Von den ersten Hochkulturen an werden auch die Erziehungsprinzipien und -institutionen geschichtlich faßbar. Wir erwähnten schon im ersten Bande, daß zum Beispiel in Indien in alten Zeiten, aber selbst noch bis in die neueren Jahrhunderte hinein das Hauptgewicht in der Erziehung auf die Ausbildung des Gedächtnisses gelegt worden ist. Obwohl die religiösen Überlieferungen schon lange vor dem Beginn unserer Zeitrechnung schriftlich fixiert worden waren, wurde dennoch ihr Inhalt auch weiterhin fas ausschließlich mündlich tradiert, und zwar in solchem Umfang und mit solcher Treue, daß es noch in unserem Jahrhundert eine große Zahl von Brahmanen gegeben hat, welche die über 10 000 Verse des Rigveda auswendig wußten. Das indische Erziehungssystem blieb in gewisser Beziehung auf der Stufe der rhythmisierten Erinnerung bestehen. Zu seinen wesentlichsten Elementen gehörte das Prinzip der stets in gleicher Form erfolgenden Wiederholung der Erinnerungsinhalte und Erkenntniswahrheiten, die es übermittelte. Besondere Sorgfalt wurde aber auch immer der Pflege der heiligen Sprache des Sanskrit durch lautkundliche und grammatische Übungen gewidmet. Ein anderes ihrer Elemente bildete die unbedingte Unterstellung des Schülers unter die Autorität des Lehrers, des Guru: das Verhältnis zwischen beiden war dasjenige von Vorbild und Nachahmung. Von geistiger Selbständigkeit des Einzelnen konnte im allgemeinen noch nicht gesprochen werden. Hiermit hängt das Weitere zusammen, daß die Angehörigen der Brahmanenkasten fast das einzige "Objekt", (S68) jedenfalls aber, als "Lehrstand", das ausschließliche "Subjekt" der Erziehertätigkeit waren.
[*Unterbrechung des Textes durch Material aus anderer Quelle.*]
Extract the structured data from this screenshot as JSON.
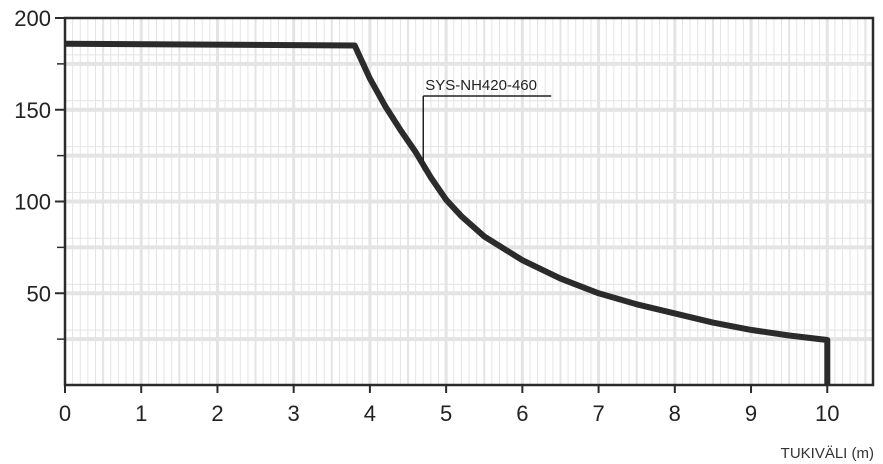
{
  "chart_data": {
    "type": "line",
    "title": "",
    "xlabel": "TUKIVÄLI (m)",
    "ylabel": "",
    "xlim": [
      0,
      10.6
    ],
    "ylim": [
      0,
      200
    ],
    "x_ticks": [
      0,
      1,
      2,
      3,
      4,
      5,
      6,
      7,
      8,
      9,
      10
    ],
    "x_tick_labels": [
      "0",
      "1",
      "2",
      "3",
      "4",
      "5",
      "6",
      "7",
      "8",
      "9",
      "10"
    ],
    "y_ticks": [
      50,
      100,
      150,
      200
    ],
    "y_tick_labels": [
      "50",
      "100",
      "150",
      "200"
    ],
    "y_minor_ticks": [
      25,
      75,
      125,
      175
    ],
    "grid": true,
    "grid_color": "#e4e4e4",
    "line_color": "#2b2b2b",
    "series": [
      {
        "name": "",
        "x": [
          0,
          3.8,
          4.0,
          4.2,
          4.4,
          4.6,
          4.8,
          5.0,
          5.2,
          5.5,
          6.0,
          6.5,
          7.0,
          7.5,
          8.0,
          8.5,
          9.0,
          9.5,
          10.0,
          10.0
        ],
        "y": [
          186,
          185,
          167,
          152,
          139,
          127,
          113,
          101,
          92,
          81,
          68,
          58,
          50,
          44,
          39,
          34,
          30,
          27,
          24.5,
          0
        ]
      }
    ],
    "annotation": {
      "text": "SYS-NH420-460",
      "x": 4.7,
      "y": 117
    }
  }
}
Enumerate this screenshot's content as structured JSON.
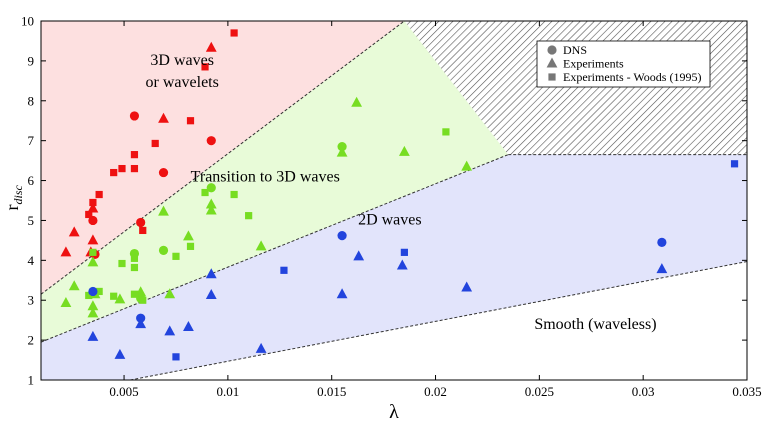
{
  "chart_data": {
    "type": "scatter",
    "title": "",
    "xlabel": "λ",
    "ylabel_main": "r",
    "ylabel_sub": "disc",
    "xlim": [
      0.001,
      0.035
    ],
    "ylim": [
      1,
      10
    ],
    "xticks": [
      0.005,
      0.01,
      0.015,
      0.02,
      0.025,
      0.03,
      0.035
    ],
    "xtick_labels": [
      "0.005",
      "0.01",
      "0.015",
      "0.02",
      "0.025",
      "0.03",
      "0.035"
    ],
    "yticks": [
      1,
      2,
      3,
      4,
      5,
      6,
      7,
      8,
      9,
      10
    ],
    "ytick_labels": [
      "1",
      "2",
      "3",
      "4",
      "5",
      "6",
      "7",
      "8",
      "9",
      "10"
    ],
    "grid": false,
    "legend": {
      "position": "top-right",
      "entries": [
        {
          "marker": "circle",
          "label": "DNS"
        },
        {
          "marker": "triangle",
          "label": "Experiments"
        },
        {
          "marker": "square",
          "label": "Experiments - Woods (1995)"
        }
      ]
    },
    "colors": {
      "red_points": "#ee1111",
      "green_points": "#77dd22",
      "blue_points": "#2244dd",
      "red_region": "#fde0e0",
      "green_region": "#e8fbd8",
      "blue_region": "#e2e4fb",
      "hatch": "#555555",
      "boundary": "#333333"
    },
    "boundaries": [
      {
        "name": "upper",
        "x": [
          0.001,
          0.0185
        ],
        "y": [
          3.15,
          10
        ]
      },
      {
        "name": "middle",
        "x": [
          0.001,
          0.0235
        ],
        "y": [
          1.95,
          6.65
        ]
      },
      {
        "name": "plateau",
        "x": [
          0.0235,
          0.035
        ],
        "y": [
          6.65,
          6.65
        ]
      },
      {
        "name": "lower",
        "x": [
          0.0053,
          0.035
        ],
        "y": [
          1,
          3.97
        ]
      }
    ],
    "regions": [
      {
        "label_lines": [
          "3D waves",
          "or wavelets"
        ],
        "color": "red"
      },
      {
        "label_lines": [
          "Transition to 3D waves"
        ],
        "color": "green"
      },
      {
        "label_lines": [
          "2D waves"
        ],
        "color": "blue"
      },
      {
        "label_lines": [
          "Smooth (waveless)"
        ],
        "color": "white"
      }
    ],
    "series": [
      {
        "color": "red",
        "points": [
          {
            "x": 0.0055,
            "y": 7.62,
            "marker": "circle"
          },
          {
            "x": 0.0069,
            "y": 6.2,
            "marker": "circle"
          },
          {
            "x": 0.0092,
            "y": 7.0,
            "marker": "circle"
          },
          {
            "x": 0.0058,
            "y": 4.95,
            "marker": "circle"
          },
          {
            "x": 0.0035,
            "y": 5.0,
            "marker": "circle"
          },
          {
            "x": 0.0036,
            "y": 4.15,
            "marker": "circle"
          },
          {
            "x": 0.0092,
            "y": 9.33,
            "marker": "triangle"
          },
          {
            "x": 0.0069,
            "y": 7.55,
            "marker": "triangle"
          },
          {
            "x": 0.0035,
            "y": 5.3,
            "marker": "triangle"
          },
          {
            "x": 0.0026,
            "y": 4.7,
            "marker": "triangle"
          },
          {
            "x": 0.0035,
            "y": 4.5,
            "marker": "triangle"
          },
          {
            "x": 0.0022,
            "y": 4.2,
            "marker": "triangle"
          },
          {
            "x": 0.0034,
            "y": 4.2,
            "marker": "triangle"
          },
          {
            "x": 0.0103,
            "y": 9.7,
            "marker": "square"
          },
          {
            "x": 0.0089,
            "y": 8.85,
            "marker": "square"
          },
          {
            "x": 0.0082,
            "y": 7.5,
            "marker": "square"
          },
          {
            "x": 0.0055,
            "y": 6.65,
            "marker": "square"
          },
          {
            "x": 0.0065,
            "y": 6.93,
            "marker": "square"
          },
          {
            "x": 0.0045,
            "y": 6.2,
            "marker": "square"
          },
          {
            "x": 0.0049,
            "y": 6.3,
            "marker": "square"
          },
          {
            "x": 0.0055,
            "y": 6.3,
            "marker": "square"
          },
          {
            "x": 0.0038,
            "y": 5.65,
            "marker": "square"
          },
          {
            "x": 0.0035,
            "y": 5.45,
            "marker": "square"
          },
          {
            "x": 0.0033,
            "y": 5.15,
            "marker": "square"
          },
          {
            "x": 0.0059,
            "y": 4.75,
            "marker": "square"
          }
        ]
      },
      {
        "color": "green",
        "points": [
          {
            "x": 0.0155,
            "y": 6.85,
            "marker": "circle"
          },
          {
            "x": 0.0092,
            "y": 5.82,
            "marker": "circle"
          },
          {
            "x": 0.0055,
            "y": 4.17,
            "marker": "circle"
          },
          {
            "x": 0.0069,
            "y": 4.25,
            "marker": "circle"
          },
          {
            "x": 0.0058,
            "y": 3.05,
            "marker": "circle"
          },
          {
            "x": 0.0162,
            "y": 7.95,
            "marker": "triangle"
          },
          {
            "x": 0.0155,
            "y": 6.7,
            "marker": "triangle"
          },
          {
            "x": 0.0185,
            "y": 6.72,
            "marker": "triangle"
          },
          {
            "x": 0.0215,
            "y": 6.35,
            "marker": "triangle"
          },
          {
            "x": 0.0092,
            "y": 5.4,
            "marker": "triangle"
          },
          {
            "x": 0.0092,
            "y": 5.25,
            "marker": "triangle"
          },
          {
            "x": 0.0069,
            "y": 5.22,
            "marker": "triangle"
          },
          {
            "x": 0.0081,
            "y": 4.6,
            "marker": "triangle"
          },
          {
            "x": 0.0116,
            "y": 4.35,
            "marker": "triangle"
          },
          {
            "x": 0.0035,
            "y": 3.95,
            "marker": "triangle"
          },
          {
            "x": 0.0026,
            "y": 3.35,
            "marker": "triangle"
          },
          {
            "x": 0.0036,
            "y": 3.15,
            "marker": "triangle"
          },
          {
            "x": 0.0048,
            "y": 3.02,
            "marker": "triangle"
          },
          {
            "x": 0.0058,
            "y": 3.2,
            "marker": "triangle"
          },
          {
            "x": 0.0072,
            "y": 3.15,
            "marker": "triangle"
          },
          {
            "x": 0.0022,
            "y": 2.93,
            "marker": "triangle"
          },
          {
            "x": 0.0035,
            "y": 2.85,
            "marker": "triangle"
          },
          {
            "x": 0.0035,
            "y": 2.67,
            "marker": "triangle"
          },
          {
            "x": 0.0205,
            "y": 7.22,
            "marker": "square"
          },
          {
            "x": 0.0089,
            "y": 5.7,
            "marker": "square"
          },
          {
            "x": 0.0103,
            "y": 5.65,
            "marker": "square"
          },
          {
            "x": 0.011,
            "y": 5.12,
            "marker": "square"
          },
          {
            "x": 0.0035,
            "y": 4.2,
            "marker": "square"
          },
          {
            "x": 0.0055,
            "y": 4.05,
            "marker": "square"
          },
          {
            "x": 0.0075,
            "y": 4.1,
            "marker": "square"
          },
          {
            "x": 0.0082,
            "y": 4.35,
            "marker": "square"
          },
          {
            "x": 0.0049,
            "y": 3.92,
            "marker": "square"
          },
          {
            "x": 0.0055,
            "y": 3.82,
            "marker": "square"
          },
          {
            "x": 0.0038,
            "y": 3.22,
            "marker": "square"
          },
          {
            "x": 0.0045,
            "y": 3.1,
            "marker": "square"
          },
          {
            "x": 0.0055,
            "y": 3.15,
            "marker": "square"
          },
          {
            "x": 0.0033,
            "y": 3.12,
            "marker": "square"
          },
          {
            "x": 0.0059,
            "y": 3.0,
            "marker": "square"
          }
        ]
      },
      {
        "color": "blue",
        "points": [
          {
            "x": 0.0155,
            "y": 4.62,
            "marker": "circle"
          },
          {
            "x": 0.0309,
            "y": 4.45,
            "marker": "circle"
          },
          {
            "x": 0.0058,
            "y": 2.55,
            "marker": "circle"
          },
          {
            "x": 0.0035,
            "y": 3.22,
            "marker": "circle"
          },
          {
            "x": 0.0163,
            "y": 4.1,
            "marker": "triangle"
          },
          {
            "x": 0.0184,
            "y": 3.87,
            "marker": "triangle"
          },
          {
            "x": 0.0309,
            "y": 3.78,
            "marker": "triangle"
          },
          {
            "x": 0.0092,
            "y": 3.65,
            "marker": "triangle"
          },
          {
            "x": 0.0215,
            "y": 3.32,
            "marker": "triangle"
          },
          {
            "x": 0.0155,
            "y": 3.15,
            "marker": "triangle"
          },
          {
            "x": 0.0092,
            "y": 3.13,
            "marker": "triangle"
          },
          {
            "x": 0.0058,
            "y": 2.4,
            "marker": "triangle"
          },
          {
            "x": 0.0081,
            "y": 2.33,
            "marker": "triangle"
          },
          {
            "x": 0.0072,
            "y": 2.22,
            "marker": "triangle"
          },
          {
            "x": 0.0035,
            "y": 2.08,
            "marker": "triangle"
          },
          {
            "x": 0.0048,
            "y": 1.63,
            "marker": "triangle"
          },
          {
            "x": 0.0116,
            "y": 1.78,
            "marker": "triangle"
          },
          {
            "x": 0.0344,
            "y": 6.42,
            "marker": "square"
          },
          {
            "x": 0.0185,
            "y": 4.2,
            "marker": "square"
          },
          {
            "x": 0.0127,
            "y": 3.75,
            "marker": "square"
          },
          {
            "x": 0.0075,
            "y": 1.58,
            "marker": "square"
          }
        ]
      }
    ]
  }
}
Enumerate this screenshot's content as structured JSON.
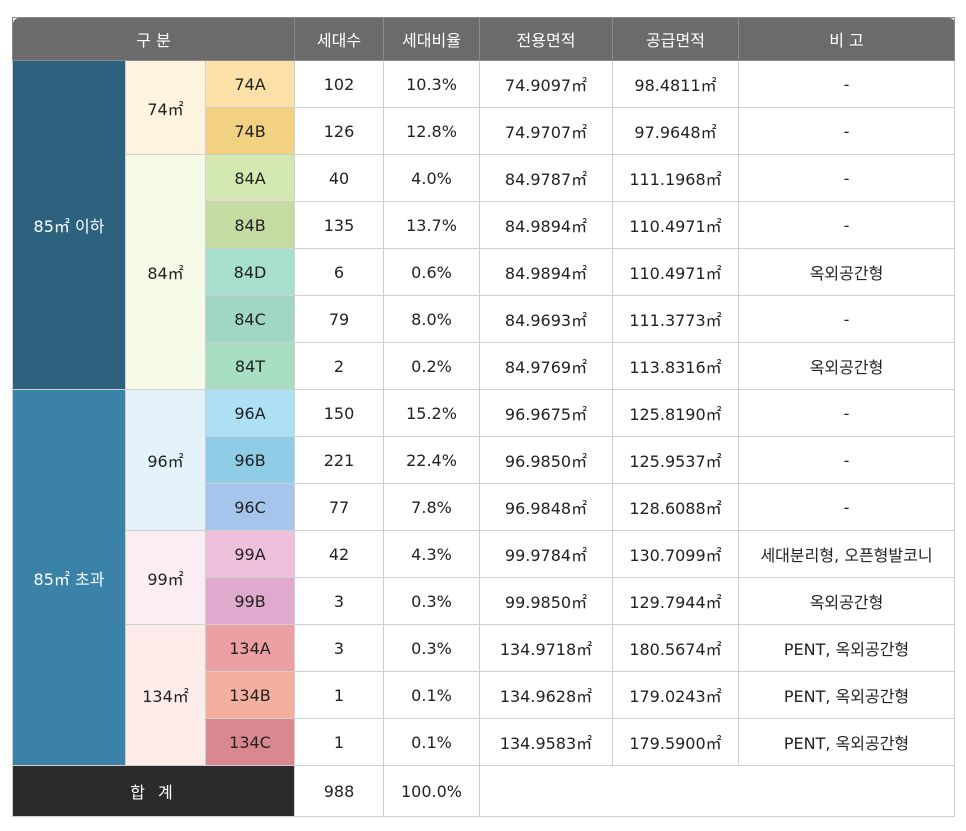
{
  "header": {
    "division": "구 분",
    "households": "세대수",
    "ratio": "세대비율",
    "exclusive_area": "전용면적",
    "supply_area": "공급면적",
    "remarks": "비 고"
  },
  "colors": {
    "group_under85": "#2c627e",
    "group_over85": "#3a82a8",
    "header_bg": "#6b6b6b",
    "total_bg": "#2b2b2b"
  },
  "groups": [
    {
      "label": "85㎡ 이하",
      "color": "#2c627e"
    },
    {
      "label": "85㎡ 초과",
      "color": "#3a82a8"
    }
  ],
  "sizes": [
    {
      "label": "74㎡",
      "color": "#fef3de"
    },
    {
      "label": "84㎡",
      "color": "#f5fbe6"
    },
    {
      "label": "96㎡",
      "color": "#e4f3fb"
    },
    {
      "label": "99㎡",
      "color": "#fcecf3"
    },
    {
      "label": "134㎡",
      "color": "#fdebea"
    }
  ],
  "rows": [
    {
      "type": "74A",
      "type_color": "#fbe1a8",
      "households": "102",
      "ratio": "10.3%",
      "exclusive": "74.9097㎡",
      "supply": "98.4811㎡",
      "remark": "-"
    },
    {
      "type": "74B",
      "type_color": "#f2d282",
      "households": "126",
      "ratio": "12.8%",
      "exclusive": "74.9707㎡",
      "supply": "97.9648㎡",
      "remark": "-"
    },
    {
      "type": "84A",
      "type_color": "#d4e8b2",
      "households": "40",
      "ratio": "4.0%",
      "exclusive": "84.9787㎡",
      "supply": "111.1968㎡",
      "remark": "-"
    },
    {
      "type": "84B",
      "type_color": "#c4dca2",
      "households": "135",
      "ratio": "13.7%",
      "exclusive": "84.9894㎡",
      "supply": "110.4971㎡",
      "remark": "-"
    },
    {
      "type": "84D",
      "type_color": "#a8e0cf",
      "households": "6",
      "ratio": "0.6%",
      "exclusive": "84.9894㎡",
      "supply": "110.4971㎡",
      "remark": "옥외공간형"
    },
    {
      "type": "84C",
      "type_color": "#9fd6c4",
      "households": "79",
      "ratio": "8.0%",
      "exclusive": "84.9693㎡",
      "supply": "111.3773㎡",
      "remark": "-"
    },
    {
      "type": "84T",
      "type_color": "#a8dfc2",
      "households": "2",
      "ratio": "0.2%",
      "exclusive": "84.9769㎡",
      "supply": "113.8316㎡",
      "remark": "옥외공간형"
    },
    {
      "type": "96A",
      "type_color": "#aee0f5",
      "households": "150",
      "ratio": "15.2%",
      "exclusive": "96.9675㎡",
      "supply": "125.8190㎡",
      "remark": "-"
    },
    {
      "type": "96B",
      "type_color": "#8fcde6",
      "households": "221",
      "ratio": "22.4%",
      "exclusive": "96.9850㎡",
      "supply": "125.9537㎡",
      "remark": "-"
    },
    {
      "type": "96C",
      "type_color": "#a6c5ec",
      "households": "77",
      "ratio": "7.8%",
      "exclusive": "96.9848㎡",
      "supply": "128.6088㎡",
      "remark": "-"
    },
    {
      "type": "99A",
      "type_color": "#eec0dc",
      "households": "42",
      "ratio": "4.3%",
      "exclusive": "99.9784㎡",
      "supply": "130.7099㎡",
      "remark": "세대분리형, 오픈형발코니"
    },
    {
      "type": "99B",
      "type_color": "#dfaacd",
      "households": "3",
      "ratio": "0.3%",
      "exclusive": "99.9850㎡",
      "supply": "129.7944㎡",
      "remark": "옥외공간형"
    },
    {
      "type": "134A",
      "type_color": "#eca0a4",
      "households": "3",
      "ratio": "0.3%",
      "exclusive": "134.9718㎡",
      "supply": "180.5674㎡",
      "remark": "PENT, 옥외공간형"
    },
    {
      "type": "134B",
      "type_color": "#f4b09f",
      "households": "1",
      "ratio": "0.1%",
      "exclusive": "134.9628㎡",
      "supply": "179.0243㎡",
      "remark": "PENT, 옥외공간형"
    },
    {
      "type": "134C",
      "type_color": "#d98890",
      "households": "1",
      "ratio": "0.1%",
      "exclusive": "134.9583㎡",
      "supply": "179.5900㎡",
      "remark": "PENT, 옥외공간형"
    }
  ],
  "total": {
    "label": "합 계",
    "households": "988",
    "ratio": "100.0%"
  }
}
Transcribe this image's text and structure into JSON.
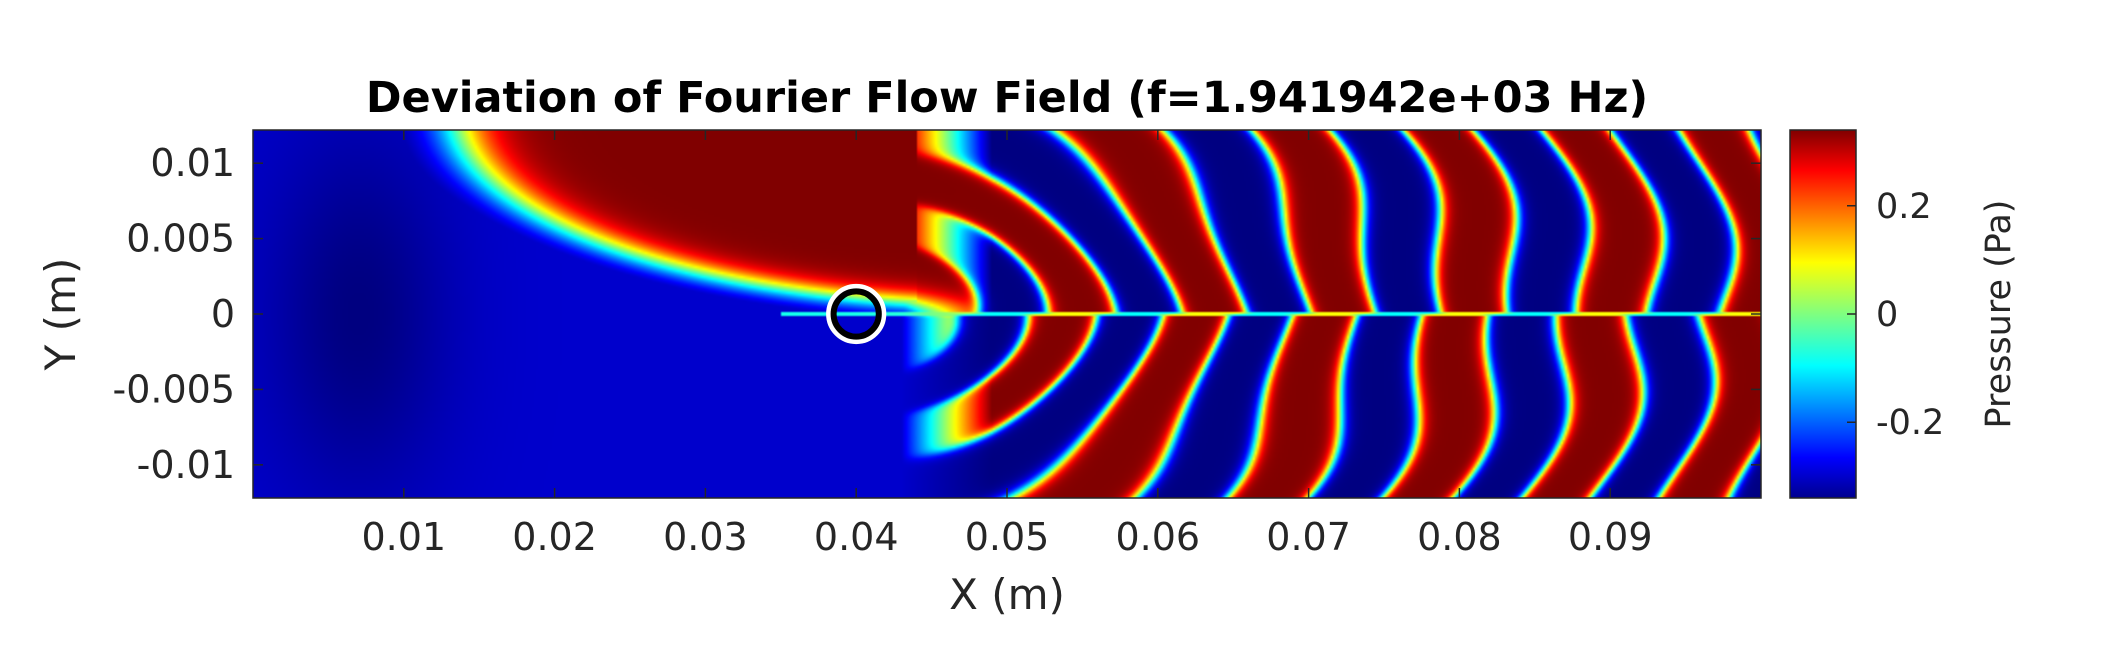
{
  "chart_data": {
    "type": "heatmap",
    "title": "Deviation of Fourier Flow Field (f=1.941942e+03 Hz)",
    "xlabel": "X (m)",
    "ylabel": "Y (m)",
    "xlim": [
      0,
      0.1
    ],
    "ylim": [
      -0.0122,
      0.0122
    ],
    "x_ticks": [
      0.01,
      0.02,
      0.03,
      0.04,
      0.05,
      0.06,
      0.07,
      0.08,
      0.09
    ],
    "x_tick_labels": [
      "0.01",
      "0.02",
      "0.03",
      "0.04",
      "0.05",
      "0.06",
      "0.07",
      "0.08",
      "0.09"
    ],
    "y_ticks": [
      0.01,
      0.005,
      0,
      -0.005,
      -0.01
    ],
    "y_tick_labels": [
      "0.01",
      "0.005",
      "0",
      "-0.005",
      "-0.01"
    ],
    "colormap": "jet",
    "colorbar": {
      "label": "Pressure (Pa)",
      "clim": [
        -0.34,
        0.34
      ],
      "ticks": [
        0.2,
        0,
        -0.2
      ],
      "tick_labels": [
        "0.2",
        "0",
        "-0.2"
      ]
    },
    "features": {
      "cylinder_center": [
        0.04,
        0.0
      ],
      "cylinder_radius": 0.0013,
      "plume_region": "upper half from x≈0.015 to x≈0.05 saturated at positive maximum",
      "wave_region": "alternating positive/negative bands from x≈0.045 to x≈0.1",
      "wave_wavelength_m": 0.0092
    },
    "grid": false
  }
}
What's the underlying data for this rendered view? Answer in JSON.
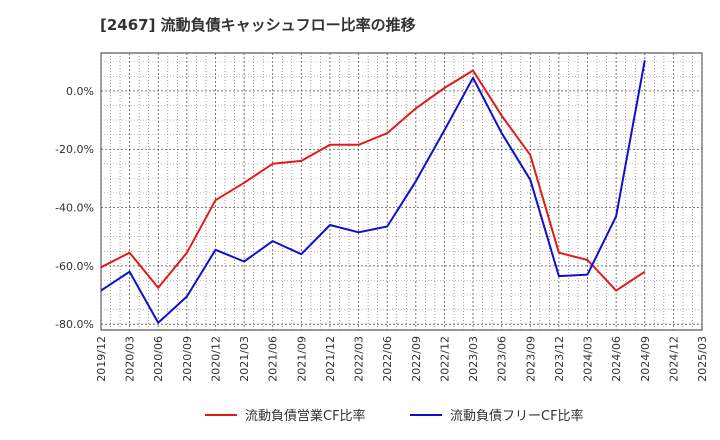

Die durchgebildetsten Erziehungs- und Unterrichtsinstitutionen bestanden im alten China und Ägypten. Von der Organisation des altchinesischen staatlichen Schulwesens sagt K.A.Schmid in seiner "Geschichte der Erziehung" (Bd.I,1884), daß sie durchgebildeter gewesen sei als diejenige Deutschlands bis zum 18. Jahrhundert. Elementare, mittlere und höhere Schulen, mit entsprechend abgestuftem Prüfungswesen, einem Heere von Inspektoren und Examinatoren waren vorhanden. Ja, man koann das altchinsesische Staatswesen im Ganzen geradezu als eine umfassende nationalpädagogische Institution bezeichnen. Die Staatsbürger waren gewissermaßen alle die gleichberechtigten Kinder jener großen Familie, deren väterliches Oberhaupt der Kaiser bildete. Man hat das alte China daher auch schon als eine große "Kinderstube" bezeichnet. Zum Lesen und Schreiben als den Hauptgegenständen der unteren Schulstufen, die zum Studium der heiligen Schriften vorbereiteten und hinführten, gesellten sich auf den höheren Stufen moralische, religiöse, geographische, naturkundliche Unterweisungen. Der Grundcharakter dieses ganzen Bildungswesens war aber dennoch dadurch gekennzeichnet, daß es noch nicht die geistige Selbständigkeit und freie Produktivität seiner Zöglinge zum Ziel hatte, sondern ausschließlich die Aneignung des Überlieferten und die Einfügung der heranwachsenden Generation in die Tradition, in die bestehenden Verhältnisse. Jede einzelne Erziehungsmaßnahme war durch starre Normen bestimmt, - das ganze System gleichsam in eherne Formen gegossen. Neben dieser Ausrichtung desselben auf die Aneignung des Überlieferten und die Eingliederung in das Bestehende galt nur der Nutzen für die spätere berufliche Laufbahn und für die Bewältigung praktischer Aufgaben. In all dem kommt der noch halb instinktive Charakter zum Ausdruck, den die in dieser ganzen Bildung sich betätigende Intellektualität trug.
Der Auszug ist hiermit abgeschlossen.